There’s no end in sight to these sunny days. I suppose you can get too much of a good thing. It was over a month ago when it last rained. I learned today that Heather is a fan of AA, so I didn’t have much to say about that. To each their own. Usually when I go in the store on weekends, she has the radio tuned to New Country music with its stifling Christian lyrics. But if it helps her, then in some sense it’s a good thing: the essence of Pragmatism. The truth of a belief resides in its results. Still, it’s hard for me to keep that point of view, as it clashes with the facts very often and challenges the definition of truth. The first time I heard a lecture on William James, I found it very idealistic and uplifting. But years later, when his ideas were forced on me, I resisted them like a cornered rat and refused them any validity. Maybe it’s just my nature to be perverse to some extent. When you think about it, not even a dog likes to be pushed into things… 

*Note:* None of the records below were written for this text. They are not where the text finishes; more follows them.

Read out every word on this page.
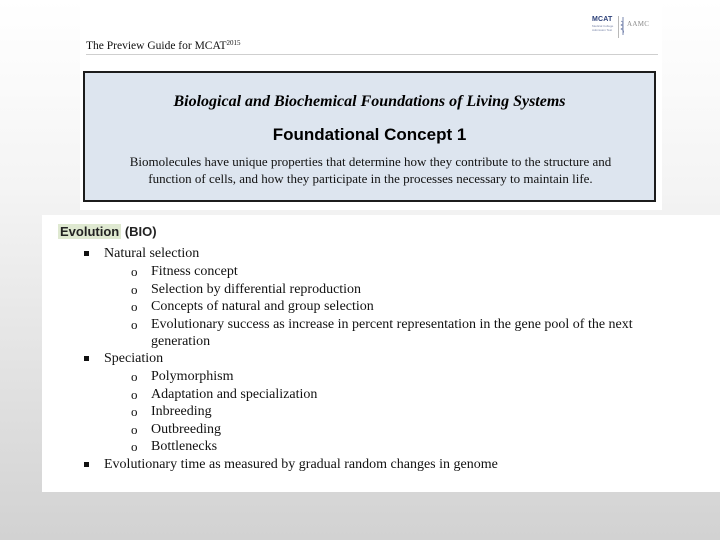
MCAT
Medical College Admission Test
AAMC
The Preview Guide for $MCAT^{2015}$
Biological and Biochemical Foundations of Living Systems
Foundational Concept 1
Biomolecules have unique properties that determine how they contribute to the structure and
function of cells, and how they participate in the processes necessary to maintain life.
Evolution (BIO)
Natural selection
o Fitness concept
o Selection by differential reproduction
o Concepts of natural and group selection
o Evolutionary success as increase in percent representation in the gene pool of the next
generation
Speciation
o Polymorphism
o Adaptation and specialization
o Inbreeding
o Outbreeding
o Bottlenecks
Evolutionary time as measured by gradual random changes in genome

I just fed Aesop, speaking of dogs. Practice with the band is six hours away, and my old body, full of aches and pains, is hard to galvanize to action. The walk to Mike’s place is less than a mile from home; to church is give or take a mile, the same as going to Bi Mart. I can do it if there’s no big hurry to get there. I may huff and puff a bit and break into a mild sweat, but at least I arrive. I don’t know what kind of “belief” motivates me anymore. In the workplace long ago we got clobbered with the doctrine of “karma,” which only succeeded in making me feel guilty and paranoid all the time. I think I’m basically a utilitarian: I function on the Greatest Happiness principle. Whatever promotes general happiness must be good.